Bienvenue au kibboutz de... Sauvabelin!

CHRONIQUE - Vouloir consulter la population sur ce qui relève de la pure intendance et de la responsabilité individuelle, comme par exemple le futur gérant de l'auberge de Sauvabelin, ne tient plus de la démocratie participative, mais plutôt de l’esprit du kibboutz, cette forme communautaire inspirée du socialisme, mise en place par des migrants juifs en Israël.

PARTICIPATIF • «S’il vous plaît… dessine-moi un mouton!» Chacun se souvient de cette citation-culte tirée du «Petit Prince» de Saint-Exupéry. Un livre que certains représentants de la Ville de Lausanne auraient dû relire avant de lancer «Dessinons ensemble la future Auberge de Sauvabelin!», une invitation lancée à la population à participer à une enquête en ligne ou sur papier, «pour définir ensemble», l’exploitation de cette future Auberge.

Avec des questions du style: quels plats servir? A emporter ou sur place? Quelle animation? Dans la lancée, ils auraient aussi pu ajouter: avec quelle couleur pour les toilettes ou pour l’éventuel papier-peint du vestibule, quelle forme pour les assiettes, quelle contenance pour les verres, quels futurs horaires d’ouverture ou que sais-je encore… La refonte du site de Sauvabelin, et notamment de sa fameuse auberge, ne l’oublions pas, c’est l’histoire d’un ratage. En 2019, elle avait en tous cas déchaîné les passions avec, à la clé, des recours, une pétition et une interpellation urgente. Après avoir annoncé sa volonté de «déconstruire» l’Auberge, la municipale Verte Natacha Litzistorf s’était retrouvée face à un mur. Elle avait dû reculer, choisissant finalement l’option de la rénovation complète du bâtiment, précédée et basée sur une méthode que l’élue écologiste affectionne tout particulièrement, la démarche participative.

Même si celle-ci, véritable mantra politique à Lausanne, reste pour beaucoup un simple alibi visant à enrayer la défiance dont les gouvernants sont souvent l’objet. Quoi qu’il en soit, le nouveau profil architectural de l’Auberge avait alors été redessiné proposant «un esprit guinguette qui, grâce à une belle terrasse à fleur d’eau, offrira une convivialité qui s’était perdue au fil des travaux entrepris, tout en gardant le gabarit et la structure en bois du corps principal originel.» L’honneur était sauf!

Vouloir dès lors consulter la population sur ce qui relève de la pure intendance et de la responsabilité individuelle, celle notamment du futur gérant du site, ne tient plus de la démocratie participative, mais plutôt de l’esprit du kibboutz, cette forme communautaire inspirée du socialisme, mise en place par des migrants juifs en Israël.

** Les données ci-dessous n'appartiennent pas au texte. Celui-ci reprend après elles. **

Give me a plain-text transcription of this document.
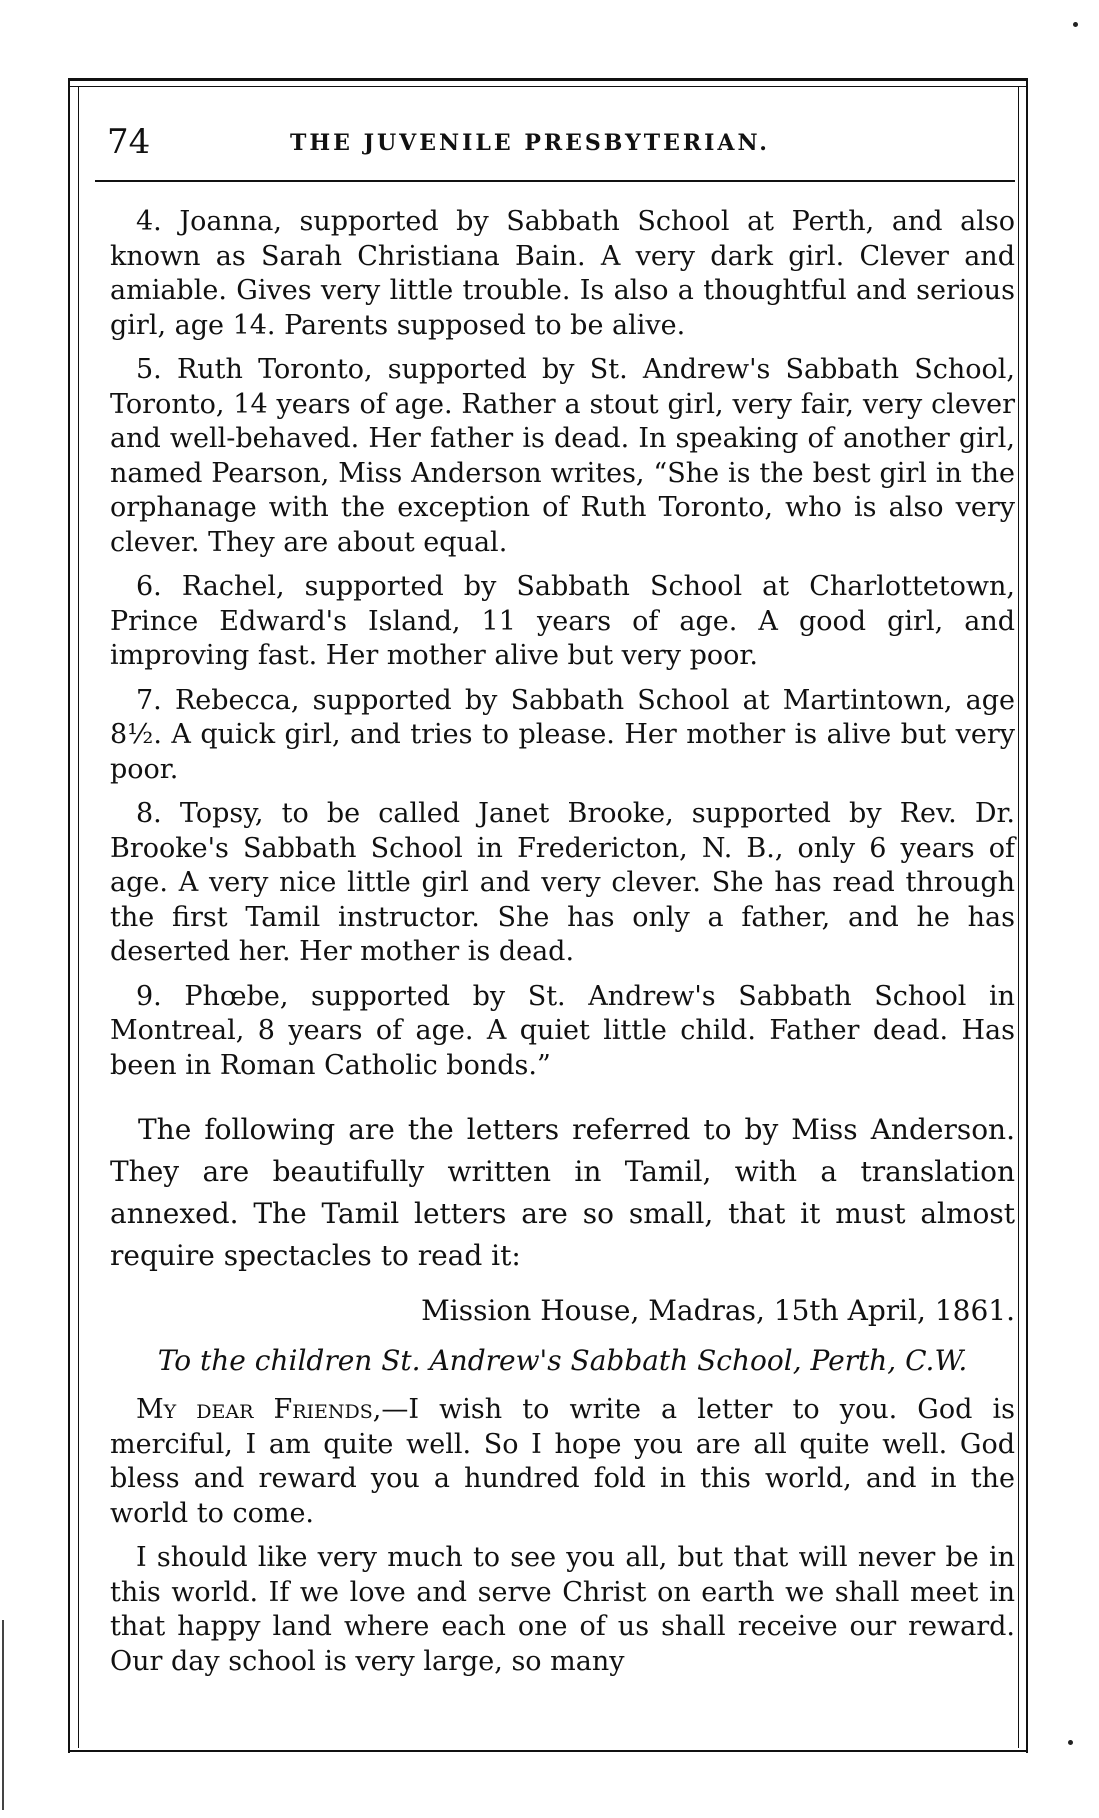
74	THE JUVENILE PRESBYTERIAN.

4. Joanna, supported by Sabbath School at Perth, and also known as Sarah Christiana Bain. A very dark girl. Clever and amiable. Gives very little trouble. Is also a thoughtful and serious girl, age 14. Parents supposed to be alive.

5. Ruth Toronto, supported by St. Andrew's Sabbath School, Toronto, 14 years of age. Rather a stout girl, very fair, very clever and well-behaved. Her father is dead. In speaking of another girl, named Pearson, Miss Anderson writes, “She is the best girl in the orphanage with the exception of Ruth Toronto, who is also very clever. They are about equal.

6. Rachel, supported by Sabbath School at Charlottetown, Prince Edward's Island, 11 years of age. A good girl, and improving fast. Her mother alive but very poor.

7. Rebecca, supported by Sabbath School at Martintown, age 8½. A quick girl, and tries to please. Her mother is alive but very poor.

8. Topsy, to be called Janet Brooke, supported by Rev. Dr. Brooke's Sabbath School in Fredericton, N. B., only 6 years of age. A very nice little girl and very clever. She has read through the first Tamil instructor. She has only a father, and he has deserted her. Her mother is dead.

9. Phœbe, supported by St. Andrew's Sabbath School in Montreal, 8 years of age. A quiet little child. Father dead. Has been in Roman Catholic bonds.”

The following are the letters referred to by Miss Anderson. They are beautifully written in Tamil, with a translation annexed. The Tamil letters are so small, that it must almost require spectacles to read it:

Mission House, Madras, 15th April, 1861.

To the children St. Andrew's Sabbath School, Perth, C.W.

My dear Friends,—I wish to write a letter to you. God is merciful, I am quite well. So I hope you are all quite well. God bless and reward you a hundred fold in this world, and in the world to come.

I should like very much to see you all, but that will never be in this world. If we love and serve Christ on earth we shall meet in that happy land where each one of us shall receive our reward. Our day school is very large, so many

Même si cent ans plus tard, la flamme de ce qui fut une des grandes utopies du XXe siècle a cessé de brûler. A moins qu’il ne s’agisse simplement que de la peur de subir un nouveau revers ou le simple reflet de la politique du Bisounours qui est l’apanage de certains de nos élus.

Dans tous les cas, qu’il s’agisse de l’un ou de l’autre, ou des deux, voire des trois à la fois, tout cela laisse pantois. Mais, finalement, pas si éloigné de la signification de la demande du Petit Prince qui voulait qu’on lui dessine un mouton, un appel enfantin à l’imagination pour lutter contre «l’absurdité du monde»… ou certaines décisions pour les moins déconcertantes.